In some sense, UPR is based on a ``biased random walk model''. The
biased random walk user distinguishes between pages as well as
links. He/she prefers some links over others (perhaps the chosen
link is more visible, placed towards the top, or has a better
anchor text), and prefers some pages over others (perhaps the page
is a good ``hub'' to start from, it is in his bookmarks, or has a
short and easy to type URL).
Note that, once a value of $a$ is fixed, the formula can further
be simplified by precomputing the matrix that will be used in the
iterations, in which case number of computations required for each
subsequent iteration will be about the same as a regular PageRank
iteration. The formula can be rearranged as follows:
\begin{equation}\label{upr}
\begin{split}
UPR(A) & = (1-d)\times \left(\frac{1-a}{n}+a\times W_{no-follow}(A)\right)+\\
& d\times \sum{UPR(T_i)\left(\frac{1-a}{C(TS_i)}+\frac{a\times W(TU_i\rightarrow A)}{W(TU_i)}\right)}
\end{split}
\end{equation}
Note that only the $UPR(T_i)$ term in the summation changes during
iterations, once $a$ is fixed, the remaining part can be
incorporated in a precalculated matrix.
%\subsection{Extensions to UPR}
In our formulation, we used an emphasis factor, $a$, that
represents the relative importance of the usage graph to the
structure graph. A slight variation of the formulation can be
obtained by using two separate emphasis factors for the two
components of the formula corresponding to the probability that a
user will type a URL, and the probability that a user will follow
a link on a given page. We can adjust the weights of the
structure graph and the usage graph separately for these two
components. Deemphasizing the usage statistics about going to a
page directly may be desirable in some cases, for instance, when
we want to reduce the effects of browser home pages (which may get
unintentional hits every time a user opens up the browser), and
when we do not have full usage statistics for a subset of pages.

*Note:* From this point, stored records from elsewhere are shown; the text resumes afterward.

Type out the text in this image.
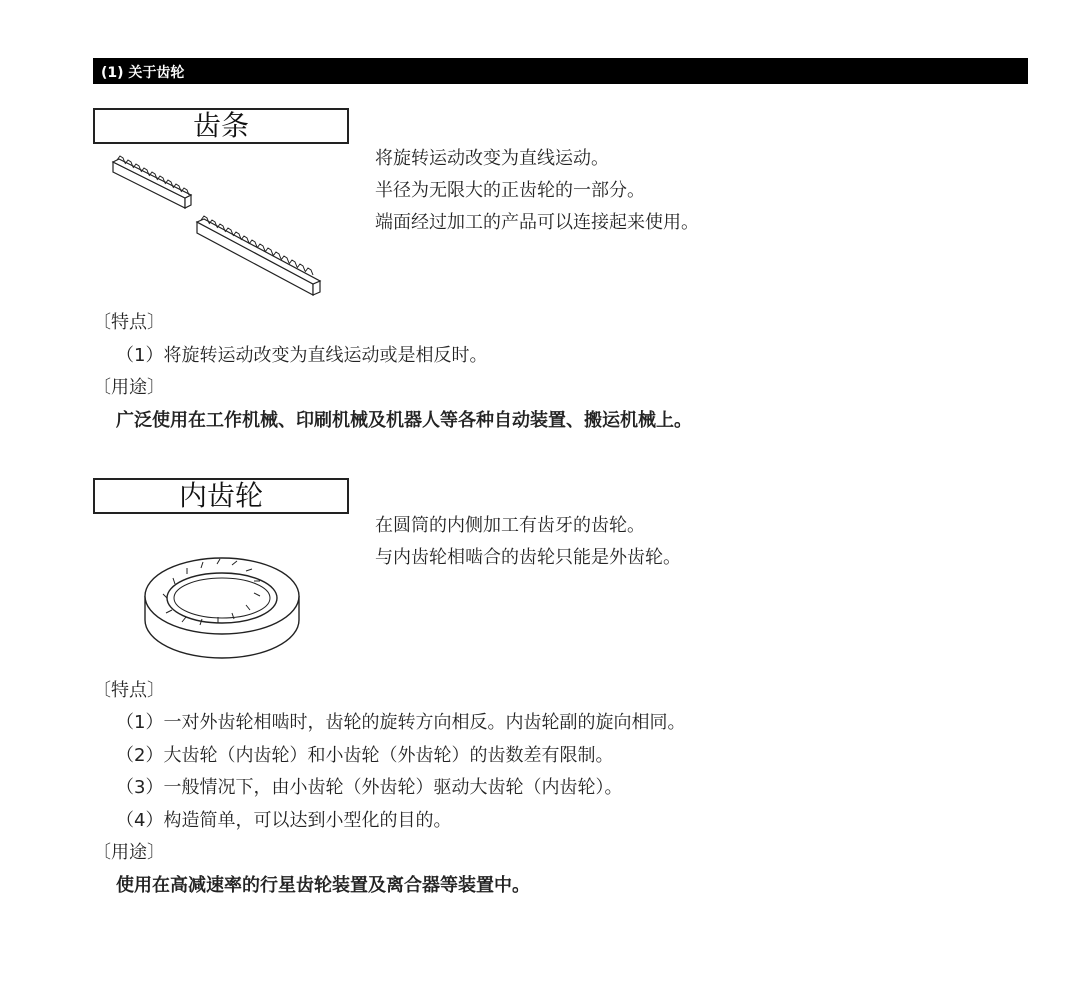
(1) 关于齿轮
齿条
将旋转运动改变为直线运动。
半径为无限大的正齿轮的一部分。
端面经过加工的产品可以连接起来使用。
〔特点〕
（1）将旋转运动改变为直线运动或是相反时。
〔用途〕
广泛使用在工作机械、印刷机械及机器人等各种自动装置、搬运机械上。
内齿轮
在圆筒的内侧加工有齿牙的齿轮。
与内齿轮相啮合的齿轮只能是外齿轮。
〔特点〕
（1）一对外齿轮相啮时，齿轮的旋转方向相反。内齿轮副的旋向相同。
（2）大齿轮（内齿轮）和小齿轮（外齿轮）的齿数差有限制。
（3）一般情况下，由小齿轮（外齿轮）驱动大齿轮（内齿轮）。
（4）构造简单，可以达到小型化的目的。
〔用途〕
使用在高减速率的行星齿轮装置及离合器等装置中。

Note that, weights of links going out of a given page is
normalized for each page in our formulation. If we do not have
usage statistics about the links of a given page, all of them can
be treated equally. However, if we assign initial weights
reflecting the number of hits on a page without following a link,
portions of the dataset that do not contain usage statistics will
be penalized. Note that a similar situation occurs if the usage
sampling rate for different domains or sites are different; these
pages will be assigned low initial scores. By splitting the
parameter $a$ into two, it may be possible to reduce such
undesirable effects in presence of partial or uneven information,
without affecting the second portion of the formula. The modified
formula is very similar to the original formula, and is as
follows:
\begin{equation}\label{upr}
\begin{split}
UPR(A) &= (1-d)\times \left(\frac{1-a_{1}}{n}+a_{1}\times
W_{no-follow}(A)\right)+\\
& d\times \left(
\begin{split}
(1-a_{2}) & \times \sum{\frac{UPR(T_i)}{C(TS_i)}}+\\
a_{2} & \times\sum{\frac{UPR(T_i)\times W(TU_i\rightarrow A)}{W(TU_i)}}
\end{split}
\right)
\end{split}
\end{equation}
where $a_{1}$ and $a{2}$ are the new emphasis parameters,
separated for the two portions of the formula. Similarly,
iterations using this formula too can be optimized as discussed
before (for a given value of $a_2$).
There are certain types of user behavior that may reduce the
accuracy of the probability estimates obtained from the logs.
Every time a user opens up a browser, the browser's home page gets
a hit, even if the user's intent is to visit another page. Also,
equal number of hits to a page from several users should be
weighted higher than a user hitting the same page several times,
so that our estimates better reflect the behavior of all users.
Similarly, several users following a link should be weighted
higher than a user following the same link several times. In the
UPR formulation, instead of using counts of links followed, and
counts of hits to pages with empty referrer fields, we can
deemphasize successive accesses to pages / links from the same
user in a time window by using modified counts which is a log
transform of the counts:
\begin{equation}\label{modcount}
Modified Count = \lg(1+Count)
\end{equation}
Note that if there were no accesses to a particular page, the
modified count would be $\lg(1+0)=0$, if there was a single
access, the modified count would be $\lg(1+1)=1$, and the modified
count would lower the weight of subsequent accesses from the same
user. After the transformation, adding up all the modified counts
from all users for all time windows will give us estimates that
better reflect overall user behavior.
We applied regular PR and UPR with simple counts as well as
modified counts to our department's web site for which we have
full usage statistics. Although characteristics for intranet vs
internet settings can be significantly different, preliminary
results show that UPR is promising on the site level and helps
alleviate some of the problems associated in applying PageRank on
a single site. These results will be presented in the poster
session. Some of the results and a longer paper is also available
as a the technical report at http://www.cs.umn.edu, report number
03-010.
\end{document}